Celiac disease (CD) is a gluten-related disorder causing inflammation of small-bowel mucosa, villous atrophy, and crypt hyperplasia, which may display protean clinical manifestations including dyspeptic symptoms, such as pyrosis or epigastric pain, early satiety, postprandial epigastric fullness,[1] and gastroesophageal reflux disease (GERD)-related symptoms.[2]

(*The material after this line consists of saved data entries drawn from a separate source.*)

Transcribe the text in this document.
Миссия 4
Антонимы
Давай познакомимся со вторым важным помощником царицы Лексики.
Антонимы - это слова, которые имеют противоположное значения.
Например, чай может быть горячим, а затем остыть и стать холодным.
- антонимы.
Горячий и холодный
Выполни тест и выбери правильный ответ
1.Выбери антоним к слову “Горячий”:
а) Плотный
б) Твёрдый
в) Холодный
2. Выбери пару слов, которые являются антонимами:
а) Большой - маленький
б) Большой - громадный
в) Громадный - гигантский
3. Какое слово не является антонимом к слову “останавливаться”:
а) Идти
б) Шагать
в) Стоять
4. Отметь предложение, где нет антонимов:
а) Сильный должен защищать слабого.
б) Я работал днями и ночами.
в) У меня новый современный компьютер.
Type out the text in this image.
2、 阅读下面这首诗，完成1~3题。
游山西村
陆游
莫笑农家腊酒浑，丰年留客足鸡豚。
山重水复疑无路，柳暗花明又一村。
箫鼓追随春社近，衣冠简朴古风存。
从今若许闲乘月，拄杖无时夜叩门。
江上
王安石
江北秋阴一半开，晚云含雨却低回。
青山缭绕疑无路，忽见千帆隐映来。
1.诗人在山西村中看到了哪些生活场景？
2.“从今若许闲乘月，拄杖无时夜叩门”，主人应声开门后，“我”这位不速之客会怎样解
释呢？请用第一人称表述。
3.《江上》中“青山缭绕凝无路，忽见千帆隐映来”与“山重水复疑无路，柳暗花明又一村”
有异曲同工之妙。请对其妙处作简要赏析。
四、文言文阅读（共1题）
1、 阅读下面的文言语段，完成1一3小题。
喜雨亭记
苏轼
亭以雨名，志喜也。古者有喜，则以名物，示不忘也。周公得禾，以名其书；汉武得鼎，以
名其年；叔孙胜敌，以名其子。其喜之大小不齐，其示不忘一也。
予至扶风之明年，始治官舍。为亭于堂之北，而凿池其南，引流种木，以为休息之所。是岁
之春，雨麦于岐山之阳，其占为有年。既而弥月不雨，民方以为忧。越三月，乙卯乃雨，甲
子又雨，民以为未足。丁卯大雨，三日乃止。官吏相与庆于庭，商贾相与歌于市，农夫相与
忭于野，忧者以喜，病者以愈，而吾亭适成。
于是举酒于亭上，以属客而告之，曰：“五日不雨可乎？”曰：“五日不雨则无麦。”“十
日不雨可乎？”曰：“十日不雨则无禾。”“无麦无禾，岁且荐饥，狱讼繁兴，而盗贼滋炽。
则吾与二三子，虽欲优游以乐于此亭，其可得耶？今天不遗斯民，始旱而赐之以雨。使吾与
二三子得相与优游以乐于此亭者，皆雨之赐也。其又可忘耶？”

GERD is a chronic condition showing a trend to recurrence[3] with a 4-week symptomatic response rate to proton-pump inhibitor (PPI) treatment of 56% in those with erosive esophagitis (EE) and 37% in those with nonerosive reflux disease (NERD).[4] Furthermore, if long-term treatment is administered, by the disease's natural history itself, as it is not important whether it is erosive or nonerosive: once the successful initial treatment is withdrawn, only 10-25% of the patients with previous esophagitis and 25-45% of those with the nonerosive form, remain in remission after 6 months.[5] Cuomo etal.[6] were the first to describe a high prevalence of EE in adult CD patients, and to propose, after a short-term follow-up (FU), that gluten withdrawal could decrease the relapse rate of GERD-related symptoms, despite withdrawal of PPI treatment. However, there is a lack of long-term FU data on the clinical and endoscopic outcome of GERD-related symptoms in adult CD patients on a gluten-free diet (GFD).

The aim of the present study was, therefore, to establish, by means of a clinical and endoscopic long-term FU of 2 years the effectiveness of a GFD in resolving and preventing the recurrence of GERD-related symptoms, the need for PPI treatment, and to assess the progression to EE in adult CD patients with NERD.